Album Review: VoidCeremony - Abditum

If VoidCeremony are opting for more unpredictable lines of progressive death metal they’re fulfilling that promise, for giving us tracks where all sanity is departed followed by a quaint instrumental and then a two minute track is not what I expected. Structurally though its a blessing considering the band’s leaning towards stranger soundscapes and songwriting that is happily unhinged; not only will we have some reprieve from their madness but it plants the idea mentally that not every track succeeding the other will be as long a synapse collapse. The band will still assault your very psyche but the durations of such assaults are going to differ; it’s great to see this for it means audiences won’t view this record, upon repeat plays, as something especially taxing on them. Songwriting such as this, where nothing is nailed to the ground, can be more challenging to digest than contemporary writing but by providing clear variation it breaks up the task of experiencing Abditum into easier chunks.

You’ll find that Abditum is an especially fast album, perhaps the quickest VoidCeremony have yet delivered. Now i don’t believe the actual tempo they play with is especially greater herein but i do think they have a great amount of material this time round and its the rapidity at which its fired that gives Abditum its breakneck pace. The inclusion of aforementioned shorter tracks, and the insistence on prominent album structure, also makes for a thankfully accessible release that allows one to look back and marvel how quickly Abditum has gone by. This is also bolstered by the drums which employ blast beats and bass drums like they haven’t been paid and food is needed on the table; the band aren’t looking to slow down anytime and neither are the drums tracks, imbuing Abditum with energy and avant-garde styled patterns that leave predictability to the wind. Before you know it, the record is drawing to its close and, as we’ve covered, you’ll be wondering as how that’s possible when you know an entire record has passed by.

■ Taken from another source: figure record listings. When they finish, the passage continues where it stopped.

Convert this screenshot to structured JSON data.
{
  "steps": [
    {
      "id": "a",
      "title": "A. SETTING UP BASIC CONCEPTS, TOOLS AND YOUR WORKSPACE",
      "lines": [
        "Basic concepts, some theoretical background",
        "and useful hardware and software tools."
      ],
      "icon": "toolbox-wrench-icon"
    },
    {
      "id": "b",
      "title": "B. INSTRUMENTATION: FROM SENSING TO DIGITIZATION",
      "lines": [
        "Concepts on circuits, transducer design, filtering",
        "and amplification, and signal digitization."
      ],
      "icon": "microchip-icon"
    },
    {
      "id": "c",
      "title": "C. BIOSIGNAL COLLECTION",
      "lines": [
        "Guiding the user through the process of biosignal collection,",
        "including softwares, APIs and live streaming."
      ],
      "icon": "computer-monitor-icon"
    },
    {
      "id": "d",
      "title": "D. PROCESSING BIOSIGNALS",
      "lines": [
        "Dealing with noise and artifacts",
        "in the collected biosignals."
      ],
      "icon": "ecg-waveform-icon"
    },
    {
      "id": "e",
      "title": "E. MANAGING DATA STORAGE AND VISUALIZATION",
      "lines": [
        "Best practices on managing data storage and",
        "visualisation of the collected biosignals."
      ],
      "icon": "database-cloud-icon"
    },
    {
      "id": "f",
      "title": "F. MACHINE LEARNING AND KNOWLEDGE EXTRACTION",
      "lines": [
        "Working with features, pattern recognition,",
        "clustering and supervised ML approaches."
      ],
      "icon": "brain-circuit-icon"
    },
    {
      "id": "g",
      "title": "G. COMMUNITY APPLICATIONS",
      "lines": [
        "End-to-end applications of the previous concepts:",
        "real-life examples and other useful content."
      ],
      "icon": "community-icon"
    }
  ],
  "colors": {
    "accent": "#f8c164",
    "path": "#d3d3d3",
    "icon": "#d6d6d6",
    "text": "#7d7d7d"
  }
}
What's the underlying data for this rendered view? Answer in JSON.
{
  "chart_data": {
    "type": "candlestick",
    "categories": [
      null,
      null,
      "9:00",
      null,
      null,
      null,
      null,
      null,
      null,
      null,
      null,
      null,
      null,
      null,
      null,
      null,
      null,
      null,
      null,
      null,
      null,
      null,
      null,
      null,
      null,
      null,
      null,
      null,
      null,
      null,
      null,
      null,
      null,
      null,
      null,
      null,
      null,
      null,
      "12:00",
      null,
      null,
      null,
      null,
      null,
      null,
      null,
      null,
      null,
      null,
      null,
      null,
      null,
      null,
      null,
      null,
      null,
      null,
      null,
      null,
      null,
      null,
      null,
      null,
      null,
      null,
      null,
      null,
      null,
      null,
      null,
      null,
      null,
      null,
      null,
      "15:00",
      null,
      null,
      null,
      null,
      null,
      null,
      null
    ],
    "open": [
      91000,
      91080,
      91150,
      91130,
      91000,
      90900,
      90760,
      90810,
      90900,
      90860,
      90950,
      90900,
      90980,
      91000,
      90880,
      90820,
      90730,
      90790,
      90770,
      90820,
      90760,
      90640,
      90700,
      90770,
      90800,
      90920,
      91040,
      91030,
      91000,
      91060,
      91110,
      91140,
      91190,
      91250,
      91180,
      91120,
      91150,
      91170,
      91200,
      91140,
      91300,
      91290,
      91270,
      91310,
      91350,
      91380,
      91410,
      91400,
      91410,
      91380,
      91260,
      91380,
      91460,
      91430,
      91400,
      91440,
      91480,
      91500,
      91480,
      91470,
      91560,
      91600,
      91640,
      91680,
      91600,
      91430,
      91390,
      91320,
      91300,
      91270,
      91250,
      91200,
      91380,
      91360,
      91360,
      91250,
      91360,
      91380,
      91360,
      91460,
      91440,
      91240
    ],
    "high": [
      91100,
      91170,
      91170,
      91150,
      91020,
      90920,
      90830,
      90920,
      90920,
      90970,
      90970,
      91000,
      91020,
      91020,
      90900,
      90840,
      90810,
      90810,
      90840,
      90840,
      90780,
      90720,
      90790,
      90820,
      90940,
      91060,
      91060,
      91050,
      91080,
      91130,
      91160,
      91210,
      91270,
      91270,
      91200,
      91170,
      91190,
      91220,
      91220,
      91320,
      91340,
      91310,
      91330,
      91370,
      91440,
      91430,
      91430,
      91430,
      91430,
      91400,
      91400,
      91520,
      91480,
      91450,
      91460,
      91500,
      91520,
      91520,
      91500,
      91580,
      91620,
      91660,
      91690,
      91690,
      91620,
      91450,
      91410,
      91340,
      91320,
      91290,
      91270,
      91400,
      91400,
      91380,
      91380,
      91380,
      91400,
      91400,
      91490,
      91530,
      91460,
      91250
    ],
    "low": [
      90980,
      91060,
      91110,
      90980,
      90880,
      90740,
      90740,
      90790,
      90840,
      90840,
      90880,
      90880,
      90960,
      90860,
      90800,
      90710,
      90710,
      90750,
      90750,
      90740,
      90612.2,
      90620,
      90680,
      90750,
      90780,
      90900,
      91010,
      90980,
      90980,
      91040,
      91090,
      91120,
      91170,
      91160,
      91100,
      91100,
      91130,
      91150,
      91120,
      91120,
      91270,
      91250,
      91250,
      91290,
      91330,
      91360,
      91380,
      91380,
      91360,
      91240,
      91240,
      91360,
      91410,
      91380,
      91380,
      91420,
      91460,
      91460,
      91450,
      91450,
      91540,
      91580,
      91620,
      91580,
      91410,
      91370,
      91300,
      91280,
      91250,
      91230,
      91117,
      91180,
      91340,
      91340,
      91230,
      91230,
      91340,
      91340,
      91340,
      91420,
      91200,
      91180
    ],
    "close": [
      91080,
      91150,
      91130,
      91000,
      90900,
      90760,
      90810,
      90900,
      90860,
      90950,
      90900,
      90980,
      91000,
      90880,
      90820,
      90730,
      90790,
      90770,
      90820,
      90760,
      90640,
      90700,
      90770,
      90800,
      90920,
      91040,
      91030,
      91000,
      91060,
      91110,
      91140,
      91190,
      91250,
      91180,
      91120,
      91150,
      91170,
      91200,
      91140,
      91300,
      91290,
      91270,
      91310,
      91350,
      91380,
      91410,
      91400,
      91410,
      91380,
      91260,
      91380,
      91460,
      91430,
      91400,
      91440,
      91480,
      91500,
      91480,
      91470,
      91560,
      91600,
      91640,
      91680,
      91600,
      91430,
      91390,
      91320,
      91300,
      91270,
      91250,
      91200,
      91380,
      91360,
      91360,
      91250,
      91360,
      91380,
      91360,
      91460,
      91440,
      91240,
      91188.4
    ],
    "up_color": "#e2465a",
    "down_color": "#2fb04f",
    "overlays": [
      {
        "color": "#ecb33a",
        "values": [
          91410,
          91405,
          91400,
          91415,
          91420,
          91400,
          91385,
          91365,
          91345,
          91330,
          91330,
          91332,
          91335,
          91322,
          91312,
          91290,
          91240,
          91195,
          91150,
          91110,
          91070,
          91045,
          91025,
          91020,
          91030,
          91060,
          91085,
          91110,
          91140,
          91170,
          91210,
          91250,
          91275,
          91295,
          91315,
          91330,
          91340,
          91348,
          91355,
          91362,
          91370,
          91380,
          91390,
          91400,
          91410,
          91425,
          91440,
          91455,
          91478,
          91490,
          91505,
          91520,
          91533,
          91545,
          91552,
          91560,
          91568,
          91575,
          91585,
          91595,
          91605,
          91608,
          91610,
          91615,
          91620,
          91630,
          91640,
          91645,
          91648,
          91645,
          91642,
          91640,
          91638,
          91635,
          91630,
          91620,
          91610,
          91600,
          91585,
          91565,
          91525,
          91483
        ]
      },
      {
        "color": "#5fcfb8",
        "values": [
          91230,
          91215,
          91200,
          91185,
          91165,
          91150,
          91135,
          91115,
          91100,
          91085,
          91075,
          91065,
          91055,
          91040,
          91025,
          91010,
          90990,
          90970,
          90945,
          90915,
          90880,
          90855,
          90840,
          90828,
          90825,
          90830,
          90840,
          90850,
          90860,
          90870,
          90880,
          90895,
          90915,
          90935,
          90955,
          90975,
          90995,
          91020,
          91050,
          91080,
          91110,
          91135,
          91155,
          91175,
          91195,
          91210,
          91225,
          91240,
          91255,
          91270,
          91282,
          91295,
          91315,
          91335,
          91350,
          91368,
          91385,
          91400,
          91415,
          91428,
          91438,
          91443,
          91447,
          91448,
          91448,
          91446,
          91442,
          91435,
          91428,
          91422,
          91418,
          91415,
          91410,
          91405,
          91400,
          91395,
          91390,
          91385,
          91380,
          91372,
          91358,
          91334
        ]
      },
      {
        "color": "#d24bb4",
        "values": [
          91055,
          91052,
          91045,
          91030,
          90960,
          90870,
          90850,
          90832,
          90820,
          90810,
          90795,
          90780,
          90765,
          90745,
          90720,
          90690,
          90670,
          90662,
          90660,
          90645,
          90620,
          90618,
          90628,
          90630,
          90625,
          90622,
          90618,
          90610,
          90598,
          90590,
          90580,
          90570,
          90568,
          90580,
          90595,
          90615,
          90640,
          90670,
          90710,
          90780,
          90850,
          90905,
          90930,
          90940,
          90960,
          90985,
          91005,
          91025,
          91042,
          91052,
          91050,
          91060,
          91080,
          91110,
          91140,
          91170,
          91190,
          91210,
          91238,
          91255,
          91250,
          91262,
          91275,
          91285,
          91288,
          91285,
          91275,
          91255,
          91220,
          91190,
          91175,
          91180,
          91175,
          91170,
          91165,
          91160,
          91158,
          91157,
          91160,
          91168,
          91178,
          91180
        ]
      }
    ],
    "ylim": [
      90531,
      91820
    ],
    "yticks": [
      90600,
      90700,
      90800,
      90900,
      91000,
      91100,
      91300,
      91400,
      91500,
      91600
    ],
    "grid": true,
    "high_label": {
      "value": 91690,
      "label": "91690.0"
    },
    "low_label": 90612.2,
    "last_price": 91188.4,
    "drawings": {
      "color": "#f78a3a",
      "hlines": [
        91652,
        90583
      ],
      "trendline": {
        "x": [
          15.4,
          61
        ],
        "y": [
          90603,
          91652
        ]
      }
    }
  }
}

VoidCeremony aren’t relaxing their pace for anyone and with this reclusive songwriting, they’re not about to explain themselves any time soon.

In conclusion, if VoidCeremony have been dipping their toes into cerebral, ionospheric songwriting where with each release they’ve been tilting their heads ever higher, Abditum is the record that sees them completely leave earth entirely. Even compared to their last records Abditum is the one that will challenge even the most ardent progressive death metal fans, especially if VoidCeremony has been on their radars in previous years. I think many will perceive Abditum as an enigma recognising how fast it went by but assured there was something they missed, something that will give them insight into this opus and thus grant them all the answers underpinning what makes Abditum tick. The speed at which VoidCeremony also doesn’t feel like its being applied to mask something latent either, its part of the experience, as the band hurl such quantities of undefined, unexplained atmosphere your way and leave you to work it out on your own accord. Yet their songwriting makes room enough for you to comprehend the insanity; whether you figure it out is determined by how ardently you magnify VoidCeremony’s performance in scrutiny. This was a fun listen for it sees a band completely shake to earth the last limiters chaining them to contemporary listening experiences. I think Abditum will enthral and perplex an equal number of people and is surely VoidCeremony’s most layered work to date.